Why are there more Covid diagnoses among young people in Brazil?

Experts struggle to explain why there appears to be an increase in severe sickness and death among younger people.

Tags: Coronavirus
Arutz Sheva Staff ,

Flag of Brazil
Flag of Brazil

There have been an increasing number of Covid-19 diagnoses defined as severe and deaths among young people in Brazil of late, doctors have told CNN.

CNN said it had spoken to nearly a dozen ICU physicians and nurses since mid-January, across multiple hospitals in several Brazilian states, who noted that ICU beds are filled with more young people than before.

"We have otherwise healthy patients that are between 30 and 50-years-old and that is the profile for the majority of patients," Dr. Pedro Archer, a 33 year-old intensive care physician at a public hospital in Rio de Janeiro, explained. "That is the big differentiator in this latest wave."

CNN cited an AFP analysis of Brazilian Health Ministry data which found that the number of people aged 30-59 represented about 27% of Covid-19 deaths over the past three months or so -- a 7% increase from pre-December numbers.

The AFP also found the share of the death toll for those aged 60 and over fell by 7% in that same time period.

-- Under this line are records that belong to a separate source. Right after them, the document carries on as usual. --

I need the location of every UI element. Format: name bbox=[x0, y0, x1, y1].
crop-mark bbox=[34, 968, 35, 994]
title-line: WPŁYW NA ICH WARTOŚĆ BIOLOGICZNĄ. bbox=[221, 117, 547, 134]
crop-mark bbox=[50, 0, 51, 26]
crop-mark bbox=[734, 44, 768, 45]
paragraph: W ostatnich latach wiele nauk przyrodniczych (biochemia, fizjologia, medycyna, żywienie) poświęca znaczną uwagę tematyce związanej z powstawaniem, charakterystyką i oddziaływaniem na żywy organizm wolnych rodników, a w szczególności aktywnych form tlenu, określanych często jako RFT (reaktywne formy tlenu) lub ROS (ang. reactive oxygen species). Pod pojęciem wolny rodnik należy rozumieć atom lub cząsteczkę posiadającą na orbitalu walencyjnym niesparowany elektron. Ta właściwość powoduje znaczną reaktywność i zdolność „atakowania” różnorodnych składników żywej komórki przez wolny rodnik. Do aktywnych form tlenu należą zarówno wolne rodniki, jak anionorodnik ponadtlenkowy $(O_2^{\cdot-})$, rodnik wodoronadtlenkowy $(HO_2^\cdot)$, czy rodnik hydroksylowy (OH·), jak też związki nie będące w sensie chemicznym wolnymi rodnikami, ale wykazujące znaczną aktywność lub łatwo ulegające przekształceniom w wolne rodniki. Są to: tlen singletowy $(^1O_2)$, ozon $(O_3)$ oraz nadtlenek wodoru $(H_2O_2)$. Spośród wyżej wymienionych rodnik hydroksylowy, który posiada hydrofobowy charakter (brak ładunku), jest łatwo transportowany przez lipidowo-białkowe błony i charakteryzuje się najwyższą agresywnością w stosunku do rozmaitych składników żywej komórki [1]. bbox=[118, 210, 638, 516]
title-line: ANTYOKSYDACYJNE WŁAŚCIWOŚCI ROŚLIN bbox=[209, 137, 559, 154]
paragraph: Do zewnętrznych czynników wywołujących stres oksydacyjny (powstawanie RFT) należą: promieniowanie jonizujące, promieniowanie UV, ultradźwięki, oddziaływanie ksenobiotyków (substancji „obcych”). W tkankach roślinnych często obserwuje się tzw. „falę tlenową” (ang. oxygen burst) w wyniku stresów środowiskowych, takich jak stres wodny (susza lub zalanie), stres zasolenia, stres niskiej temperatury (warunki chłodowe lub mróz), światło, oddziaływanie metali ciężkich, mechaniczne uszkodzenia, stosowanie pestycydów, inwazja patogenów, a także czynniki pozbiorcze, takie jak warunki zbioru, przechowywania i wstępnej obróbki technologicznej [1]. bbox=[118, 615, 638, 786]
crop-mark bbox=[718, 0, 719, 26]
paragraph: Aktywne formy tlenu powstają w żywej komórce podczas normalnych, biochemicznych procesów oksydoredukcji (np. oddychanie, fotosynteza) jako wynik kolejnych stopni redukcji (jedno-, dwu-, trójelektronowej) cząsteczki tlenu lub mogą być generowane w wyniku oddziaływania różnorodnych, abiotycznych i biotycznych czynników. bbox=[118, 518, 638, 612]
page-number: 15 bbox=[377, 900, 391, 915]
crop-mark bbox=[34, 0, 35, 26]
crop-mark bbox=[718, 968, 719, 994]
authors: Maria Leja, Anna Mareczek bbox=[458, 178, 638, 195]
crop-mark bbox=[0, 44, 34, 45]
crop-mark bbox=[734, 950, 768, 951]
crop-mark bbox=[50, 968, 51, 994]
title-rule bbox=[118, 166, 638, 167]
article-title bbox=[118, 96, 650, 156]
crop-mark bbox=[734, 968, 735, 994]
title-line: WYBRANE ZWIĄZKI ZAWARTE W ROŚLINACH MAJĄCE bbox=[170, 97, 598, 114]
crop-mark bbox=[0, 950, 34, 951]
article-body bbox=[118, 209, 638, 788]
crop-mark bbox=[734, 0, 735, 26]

Officials cited by CNN also said 60% of younger patients with Covid-19 needed ICU beds, a higher figure than before.

"Multiple doctors" speculated that the "P1 variant" of coronavirus first appearing at the end of last year may have something to do with the demographic shift.

"It's possible that these new variants are more lethal but we don't have scientific data to confirm that," said Jesem Orellana, a Brazilian epidemiologist. "But what we do know is that the P.1 variant is more transmissible and that plays a big part in this second wave."

"Experts" cited in the report also pointed to the possibility that New Year and Carnival parties that young people take part in could have played a role.

Official data of Brazil's vaccine campaign indicates that since the campaign began on January 17 until March 23, 11.56 million people have received at least one dose of the Covid-19 vaccine, while 3.65 million are considered fully vaccinated.